On Tue Jun 23, 2026 at 8:09 AM CEST, Philipp Stanner wrote:
> The reason I wrote "typically" is because my mind had the potential
> future use-case of ours prefetched where we might have to do a
> synchronize_rcu() to wait for a C backend to be done with something,
> where no one really holds a Rust `Guard` (though of course the read
> lock).

In that case I'd just say "read side critical section" and then mention the
rcu::Guard type as one way to end up in such.

In comparison with other synchronization primitives, RCU is a global mechanism,
so only talking about the rcu::Guard specifically might indeed be misleading.
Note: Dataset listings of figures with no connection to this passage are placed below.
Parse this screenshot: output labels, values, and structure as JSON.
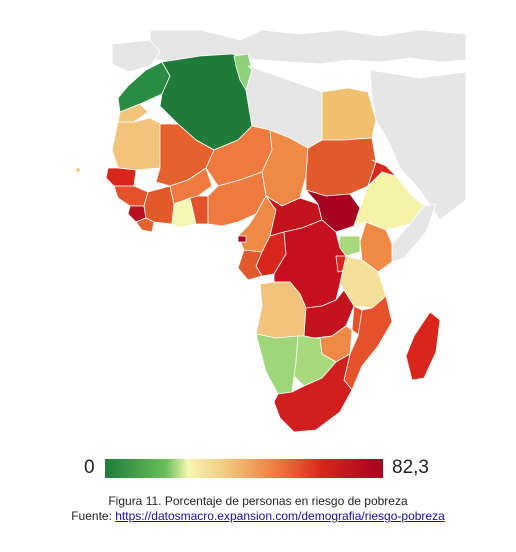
{
  "legend": {
    "min_label": "0",
    "max_label": "82,3",
    "colors": [
      "#1e7b3a",
      "#6cbf5a",
      "#f6f7b4",
      "#f2c37b",
      "#ee7a3f",
      "#d9261c",
      "#a50020"
    ]
  },
  "caption": {
    "figure_text": "Figura 11. Porcentaje de personas en riesgo de pobreza",
    "source_prefix": "Fuente: ",
    "source_url": "https://datosmacro.expansion.com/demografia/riesgo-pobreza"
  },
  "map": {
    "no_data_color": "#e6e6e6",
    "background": "#ffffff"
  }
}
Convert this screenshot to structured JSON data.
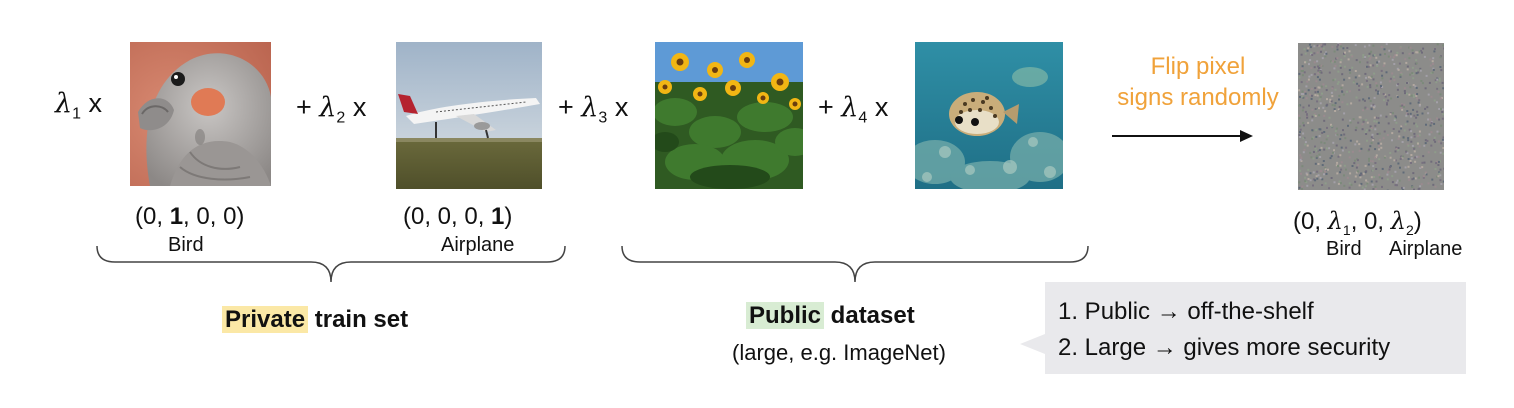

>> Also, while it's implicit, it might still be worth to explicitly call out 
>> that
>> this means concurrently held Guard objects (concurrent read side critical
>> sections), i.e. subsequent read side critical sections may still run
>> concurrently.
>
> That's quite generic RCU knowledge IMO. I'm not sure to what degree one
> wants to document RCU in general at this new function here, vs just the
> Rust API.

One or two precise sentences should be enough; no need to document RCU in
general.

> Rewording the documentation is fine by me, but since we're in a nitty
> domain here I would then ask you to provide a few draft sentences that
> would satisfy your basic requirements.

Should be as simple as adding "in progress", e.g. considering the above:

        This waits for all RCU read-side critical sections already in progress,
        including those established by an [`rcu::Guard`].
        
        This does not prevent new read-side critical sections from starting;
        those may begin and run while this call blocks.